The honey bucket sits under a wooden frame affixed with a toilet seat lid. The honey bucket gets its name from the actual five–gallon (19 litre) buckets which were once used as containers for honey. These are the same type of plastic buckets used for shipping many paints, cleaners, and solvents, as well as institutional quantities of food products.

Honey buckets in Alaska

Honey buckets are common in many rural villages in the state of Alaska, such as those in the Bethel area of the YukonKuskokwim Delta in Alaska and are found throughout the rural regions of that state.[citation needed] Honey buckets are used especially where permafrost makes the installation of septic systems or outhouses impractical. They were also relatively common in the Yukon but by now have mostly been replaced with indoor plumbing and sewage pump-out tanks.

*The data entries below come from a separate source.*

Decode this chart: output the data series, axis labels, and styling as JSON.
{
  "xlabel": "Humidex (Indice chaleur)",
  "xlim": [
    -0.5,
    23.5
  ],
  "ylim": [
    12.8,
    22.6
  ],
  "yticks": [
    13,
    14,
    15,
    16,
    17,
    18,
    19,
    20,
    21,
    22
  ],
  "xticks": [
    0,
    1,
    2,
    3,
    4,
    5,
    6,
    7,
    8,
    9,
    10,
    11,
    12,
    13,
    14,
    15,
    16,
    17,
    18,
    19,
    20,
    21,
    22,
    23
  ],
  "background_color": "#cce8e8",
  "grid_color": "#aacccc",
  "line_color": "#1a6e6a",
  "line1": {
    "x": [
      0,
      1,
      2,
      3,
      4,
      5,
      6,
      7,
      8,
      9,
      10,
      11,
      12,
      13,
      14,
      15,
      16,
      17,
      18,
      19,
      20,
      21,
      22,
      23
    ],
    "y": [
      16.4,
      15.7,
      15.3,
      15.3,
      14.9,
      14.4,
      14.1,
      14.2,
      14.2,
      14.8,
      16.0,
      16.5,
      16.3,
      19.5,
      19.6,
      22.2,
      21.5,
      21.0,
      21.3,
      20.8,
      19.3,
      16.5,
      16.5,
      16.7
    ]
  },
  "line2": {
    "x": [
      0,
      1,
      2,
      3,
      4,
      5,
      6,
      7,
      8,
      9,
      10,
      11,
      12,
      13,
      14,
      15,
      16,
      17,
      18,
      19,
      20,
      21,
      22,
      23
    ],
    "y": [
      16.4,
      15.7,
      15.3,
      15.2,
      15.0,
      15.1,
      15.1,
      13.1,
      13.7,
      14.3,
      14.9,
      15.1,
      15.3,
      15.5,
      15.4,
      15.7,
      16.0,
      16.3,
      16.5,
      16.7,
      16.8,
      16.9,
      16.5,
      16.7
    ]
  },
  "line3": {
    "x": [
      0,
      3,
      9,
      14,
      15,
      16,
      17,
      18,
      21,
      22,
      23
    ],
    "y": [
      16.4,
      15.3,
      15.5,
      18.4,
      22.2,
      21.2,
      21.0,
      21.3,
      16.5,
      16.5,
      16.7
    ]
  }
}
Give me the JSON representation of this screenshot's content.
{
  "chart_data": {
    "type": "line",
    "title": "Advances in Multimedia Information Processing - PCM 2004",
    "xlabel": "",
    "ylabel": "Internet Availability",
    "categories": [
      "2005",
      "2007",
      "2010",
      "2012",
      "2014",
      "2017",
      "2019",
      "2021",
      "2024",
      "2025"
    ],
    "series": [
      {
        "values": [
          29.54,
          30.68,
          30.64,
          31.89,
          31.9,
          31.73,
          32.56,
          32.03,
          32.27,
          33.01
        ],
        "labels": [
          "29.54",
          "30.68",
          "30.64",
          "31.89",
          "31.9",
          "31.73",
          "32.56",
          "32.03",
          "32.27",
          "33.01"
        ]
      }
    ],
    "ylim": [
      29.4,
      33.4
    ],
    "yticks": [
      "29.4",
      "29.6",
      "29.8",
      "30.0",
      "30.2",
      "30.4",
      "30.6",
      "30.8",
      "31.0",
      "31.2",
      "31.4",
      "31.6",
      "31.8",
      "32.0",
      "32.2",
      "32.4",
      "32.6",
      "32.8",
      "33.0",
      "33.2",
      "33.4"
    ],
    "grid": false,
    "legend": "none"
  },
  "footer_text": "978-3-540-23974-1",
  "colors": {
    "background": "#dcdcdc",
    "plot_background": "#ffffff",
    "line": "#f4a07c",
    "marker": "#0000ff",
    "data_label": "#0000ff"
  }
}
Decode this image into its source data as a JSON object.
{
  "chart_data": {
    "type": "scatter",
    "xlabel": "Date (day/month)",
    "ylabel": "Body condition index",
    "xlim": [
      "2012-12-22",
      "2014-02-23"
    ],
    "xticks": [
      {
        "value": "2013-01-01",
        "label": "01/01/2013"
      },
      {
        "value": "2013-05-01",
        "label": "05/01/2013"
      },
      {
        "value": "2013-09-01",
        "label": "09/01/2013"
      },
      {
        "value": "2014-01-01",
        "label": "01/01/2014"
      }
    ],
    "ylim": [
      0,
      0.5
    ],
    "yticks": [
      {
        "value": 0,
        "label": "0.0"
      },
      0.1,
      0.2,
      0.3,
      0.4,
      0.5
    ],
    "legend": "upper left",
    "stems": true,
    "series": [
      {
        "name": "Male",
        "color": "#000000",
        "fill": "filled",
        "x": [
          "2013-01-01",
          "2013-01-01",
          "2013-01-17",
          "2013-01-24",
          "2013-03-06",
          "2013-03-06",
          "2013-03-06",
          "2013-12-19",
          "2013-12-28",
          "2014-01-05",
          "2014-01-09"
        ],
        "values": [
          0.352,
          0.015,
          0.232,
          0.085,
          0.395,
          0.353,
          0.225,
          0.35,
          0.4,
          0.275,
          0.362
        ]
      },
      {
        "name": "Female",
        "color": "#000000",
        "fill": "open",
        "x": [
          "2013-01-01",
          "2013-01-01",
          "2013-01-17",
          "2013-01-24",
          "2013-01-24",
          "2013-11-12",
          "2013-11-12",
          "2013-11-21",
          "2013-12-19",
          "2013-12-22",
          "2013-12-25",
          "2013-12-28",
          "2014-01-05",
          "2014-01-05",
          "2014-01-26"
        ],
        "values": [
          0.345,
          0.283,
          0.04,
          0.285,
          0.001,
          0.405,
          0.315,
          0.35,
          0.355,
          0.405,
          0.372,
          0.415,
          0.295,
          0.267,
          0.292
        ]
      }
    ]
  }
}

The bucket is emptied when it becomes full or smelly, usually once a day for large families and about once a week for smaller families, by carrying it by way of boardwalk or road to a nearby honey bucket well or hopper, or directly to a lagoon or sewage waste dumping location. A honey bucket well is a hole in the ground capped with a raised wooden enclosure or none at all. A hopper is a metal container, which is then removed by the city/village authority to a larger dumping area, such as a sewage lagoon.

Honey buckets in South Africa

The "bucket system" is used in rapidly developing parts of South Africa. The South African government hoped to replace this through rollout of comprehensive sanitary sewer system by 2007, but as of 2009, this is yet to be completed.